10. Pilot → scaling: A/B profiles, recalibration, public report.
14) KPI of the redistribution program
Delivery: success by QoS classes, DLQ = 0 (Q3/Q4), duplicate/out-of-order ↓.
Delay: p95/p99 and TailAmplification in target corridors.
Robustness: MTTR median ≤ target, flap-rate ↓.
Economy: Cost/Req ↓ while maintaining SLO; growth in the share of "cheap" routes.
Justice: Jain in the hallway; reducing "noisy neighbor" incidents.
Finality/safety: finality lag ↓, 0 false confirmations.
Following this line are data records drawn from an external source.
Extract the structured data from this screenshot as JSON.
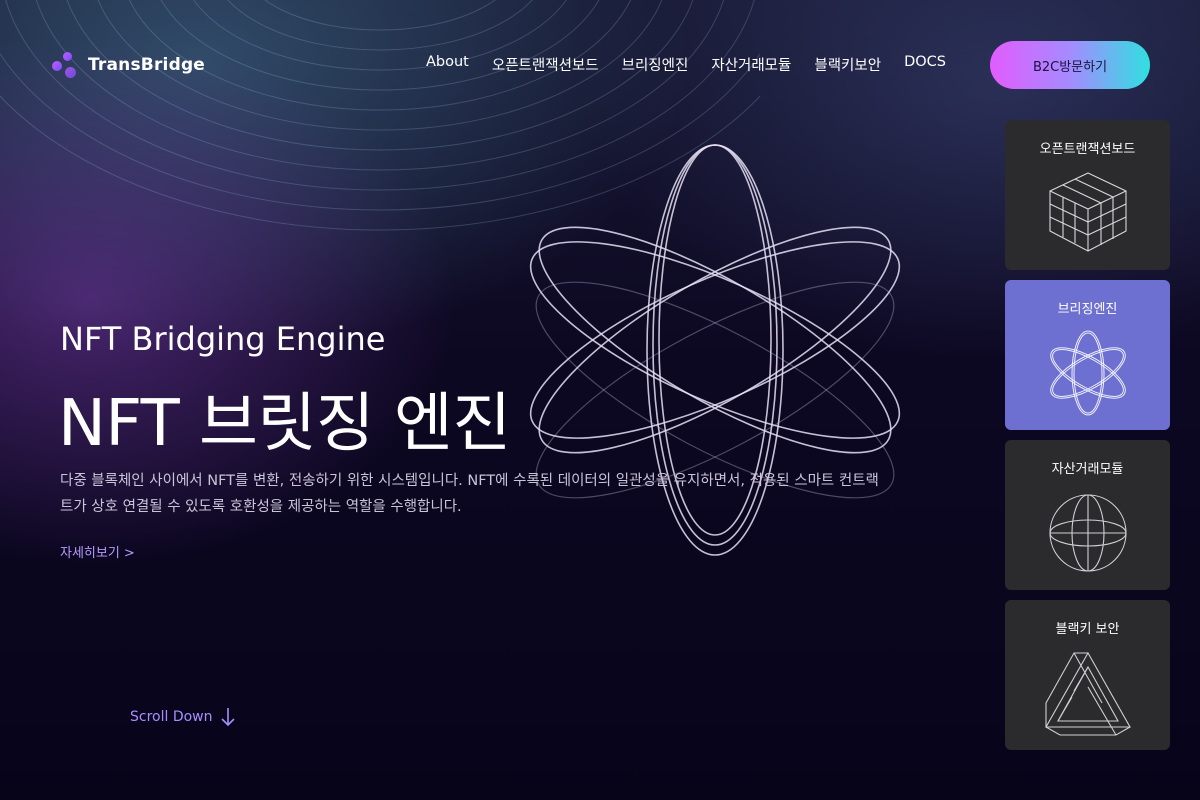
{
  "brand": {
    "name": "TransBridge",
    "accent": "#b59cff"
  },
  "nav": {
    "items": [
      "About",
      "오픈트랜잭션보드",
      "브리징엔진",
      "자산거래모듈",
      "블랙키보안",
      "DOCS"
    ],
    "cta_label": "B2C방문하기"
  },
  "hero": {
    "subtitle": "NFT Bridging Engine",
    "title": "NFT 브릿징 엔진",
    "description": "다중 블록체인 사이에서 NFT를 변환, 전송하기 위한 시스템입니다. NFT에 수록된 데이터의 일관성을 유지하면서, 적용된 스마트 컨트랙트가 상호 연결될 수 있도록 호환성을 제공하는 역할을 수행합니다.",
    "more_link": "자세히보기 >",
    "scroll_label": "Scroll Down"
  },
  "cards": [
    {
      "title": "오픈트랜잭션보드",
      "icon": "cube-icon",
      "active": false
    },
    {
      "title": "브리징엔진",
      "icon": "atom-icon",
      "active": true
    },
    {
      "title": "자산거래모듈",
      "icon": "globe-icon",
      "active": false
    },
    {
      "title": "블랙키 보안",
      "icon": "penrose-triangle-icon",
      "active": false
    }
  ]
}
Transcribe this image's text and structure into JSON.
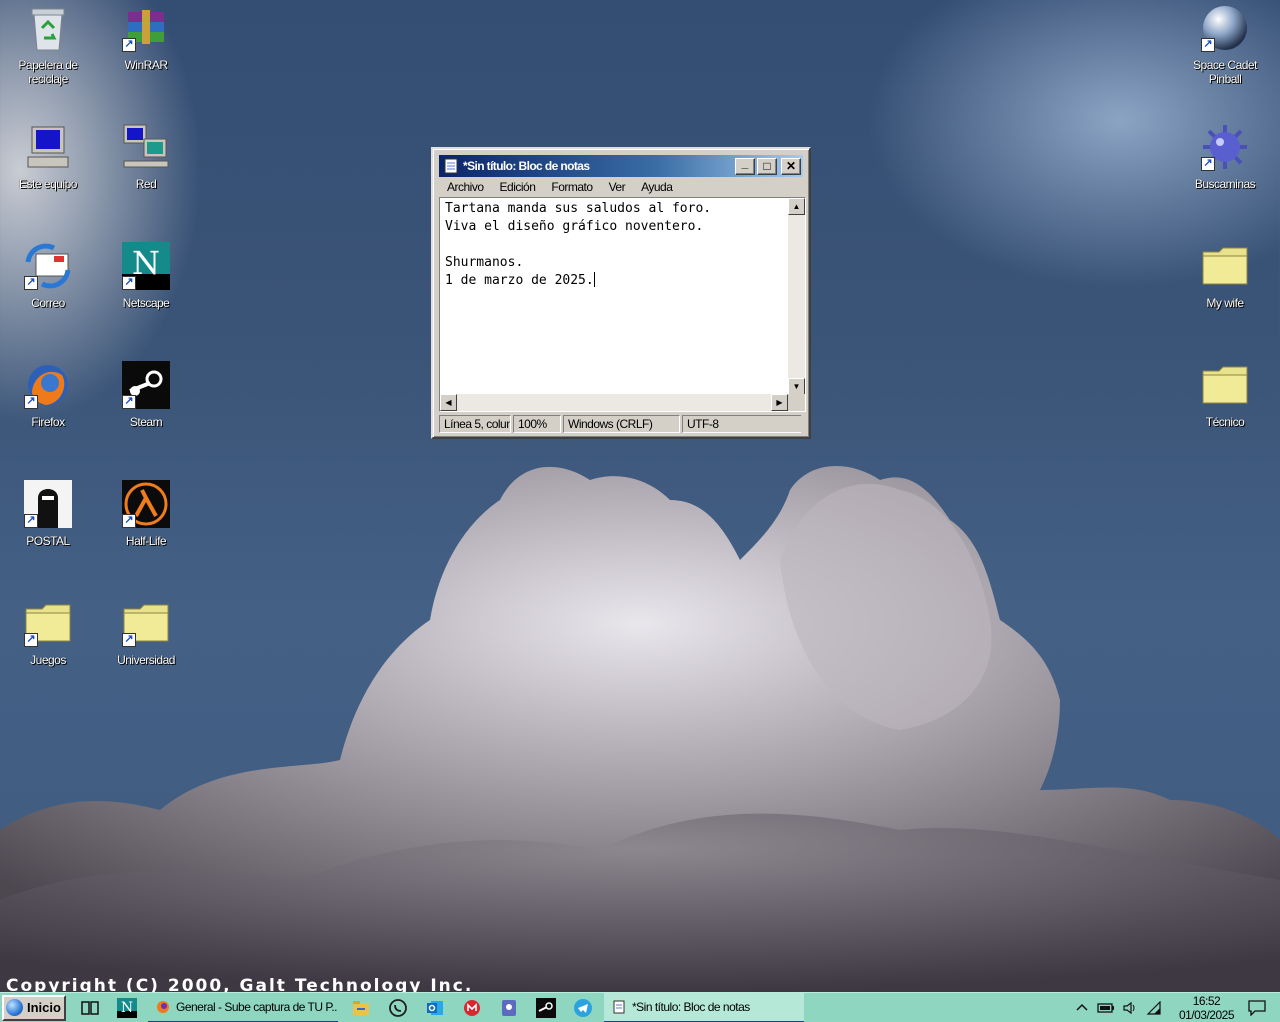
{
  "desktop": {
    "icons_left": [
      {
        "label": "Papelera de reciclaje",
        "icon": "recycle-bin-icon"
      },
      {
        "label": "WinRAR",
        "icon": "winrar-icon"
      },
      {
        "label": "Este equipo",
        "icon": "computer-icon"
      },
      {
        "label": "Red",
        "icon": "network-icon"
      },
      {
        "label": "Correo",
        "icon": "mail-icon"
      },
      {
        "label": "Netscape",
        "icon": "netscape-icon"
      },
      {
        "label": "Firefox",
        "icon": "firefox-icon"
      },
      {
        "label": "Steam",
        "icon": "steam-icon"
      },
      {
        "label": "POSTAL",
        "icon": "postal-icon"
      },
      {
        "label": "Half-Life",
        "icon": "half-life-icon"
      },
      {
        "label": "Juegos",
        "icon": "folder-icon"
      },
      {
        "label": "Universidad",
        "icon": "folder-icon"
      }
    ],
    "icons_right": [
      {
        "label": "Space Cadet Pinball",
        "icon": "pinball-icon"
      },
      {
        "label": "Buscaminas",
        "icon": "minesweeper-icon"
      },
      {
        "label": "My wife",
        "icon": "folder-icon"
      },
      {
        "label": "Técnico",
        "icon": "folder-icon"
      }
    ],
    "copyright": "Copyright (C) 2000, Galt Technology Inc."
  },
  "notepad": {
    "title": "*Sin título: Bloc de notas",
    "menu": [
      "Archivo",
      "Edición",
      "Formato",
      "Ver",
      "Ayuda"
    ],
    "content_lines": [
      "Tartana manda sus saludos al foro.",
      "Viva el diseño gráfico noventero.",
      "",
      "Shurmanos.",
      "1 de marzo de 2025."
    ],
    "status": {
      "position": "Línea 5, colun",
      "zoom": "100%",
      "line_ending": "Windows (CRLF)",
      "encoding": "UTF-8"
    },
    "buttons": {
      "minimize": "_",
      "maximize": "□",
      "close": "✕"
    }
  },
  "taskbar": {
    "start_label": "Inicio",
    "pinned": [
      "task-view-icon",
      "netscape-icon",
      "file-explorer-icon",
      "whatsapp-icon",
      "outlook-icon",
      "mega-icon",
      "authenticator-icon",
      "steam-icon",
      "telegram-icon"
    ],
    "tasks": [
      {
        "label": "General - Sube captura de TU P...",
        "icon": "firefox-icon"
      },
      {
        "label": "*Sin título: Bloc de notas",
        "icon": "notepad-icon"
      }
    ],
    "tray_icons": [
      "chevron-up-icon",
      "battery-icon",
      "volume-icon",
      "wifi-icon"
    ],
    "time": "16:52",
    "date": "01/03/2025",
    "notification_icon": "notification-icon"
  },
  "colors": {
    "taskbar": "#8fd6c0",
    "titlebar_start": "#0a246a",
    "titlebar_end": "#a6caf0",
    "window_face": "#d4d0c8"
  }
}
Compliance: 100% pass geo/age/sanctions, zero violations.
15) Delivery checklist
- QoS, SLO/SLAs, causality keys and error budgets defined
- Implemented utility policies, quotas and token buckets per route/provider
- Included consistent hashing, hot-shard relief, EDF/LLF (Q4)
- Configured outbox/inbox, idempotency and ordinal barriers
- WFQ/DRR, backpressure and spillover tiers work
- Dashboards latency/tail/queue/finality/cost and alerts are available
- circuit breakers, DLQ/Replay and compensation (S-escrow) included
- Held game-days/chaos and post-mortems
- Compliance Gate and tax deductions on payments are connected
- Utverzhden治理 - process of changing weights/limits/prices (sunset)
16) Glossary
Traffic redistribution: managed reroute/reassignment of queues/providers.
Tail Amplification: p99/p50 - the strength of the "tail" of delays.
FinalityTime: time to irreversibility of the cross-chain event.
Utility-routing: path selection by aggregated utility.
WFQ/DRR: Fair Queue Maintenance Discipline.
Spillover tiers: lowering soft classes in batch/edge when overloaded.
Circuit breaker: automatic shutdown of a degraded route.
17) The bottom line
Traffic redistribution is an operational stability loop: we measure → solve → redirect without violating the order, finality and rules. The combination of utility routing, fairness/quotas, strict delivery i治理 control guarantees turns the multi-chain ecosystem into an adaptive system that can withstand peaks in demand, incidents and price shocks - quickly, honestly and economically.